Subsequently, each group was assigned to a video topic (face-to-face or computer) they had not viewed previously featuring the doctor they had not viewed in the first video.
A follow-up questionnaire was given after this round of viewing, and the patients were also asked to rate their overall physician preference.
Results
After the first round of viewing, the patients gave better ratings to doctors (A or B) in the face-to-face videos than in the computer videos. Face-to-face doctors were rated significantly higher for compassion (P=0.0003), communication skills (P=0.0012), and professionalism (P=0.0001).
After patients had watched both videos, doctors in the face-to-face videos still had better scores for compassion, communication, and professionalism (P<0.001 for all).
Most patients (72%) said they preferred the face-to-face consultation, while 8% said they preferred the computer consultation, and 20% said they had no preference.
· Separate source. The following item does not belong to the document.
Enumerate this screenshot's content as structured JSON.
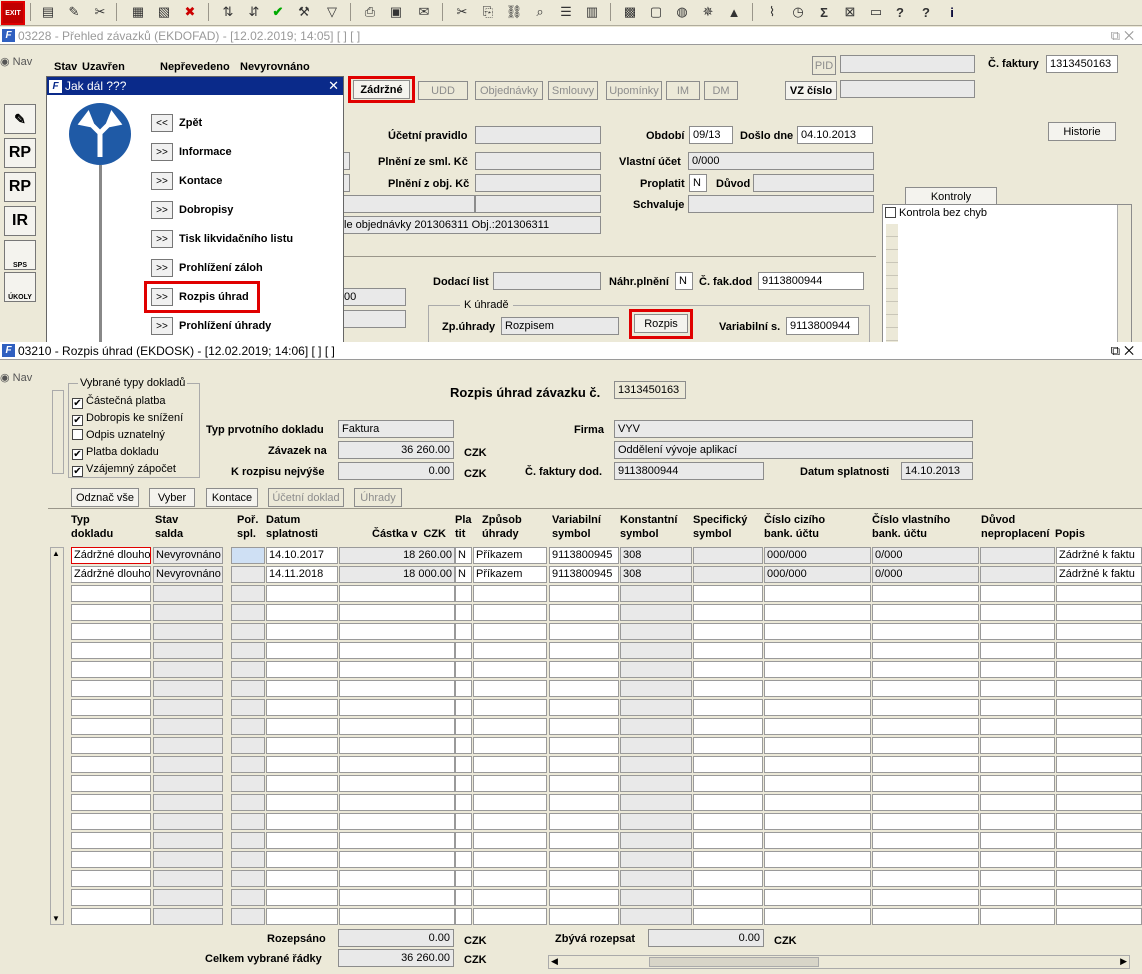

Dr Haider said a possible explanation for these findings is that patients with serious chronic illnesses might value undivided attention from their physicians, and patients might perceive providers using computers as more distracted or multitasking during visits.
“We know that having a good rapport with patients can be extremely beneficial for their health,” Dr Haider said. “Patients with advanced disease need the cues that come with direct interaction to help them along with their care.”
However, Dr Haider also noted that additional research is needed to confirm these results. And he said perceptions might be different in a younger population with higher computer literacy.
*Data in the abstract differ from the presentation.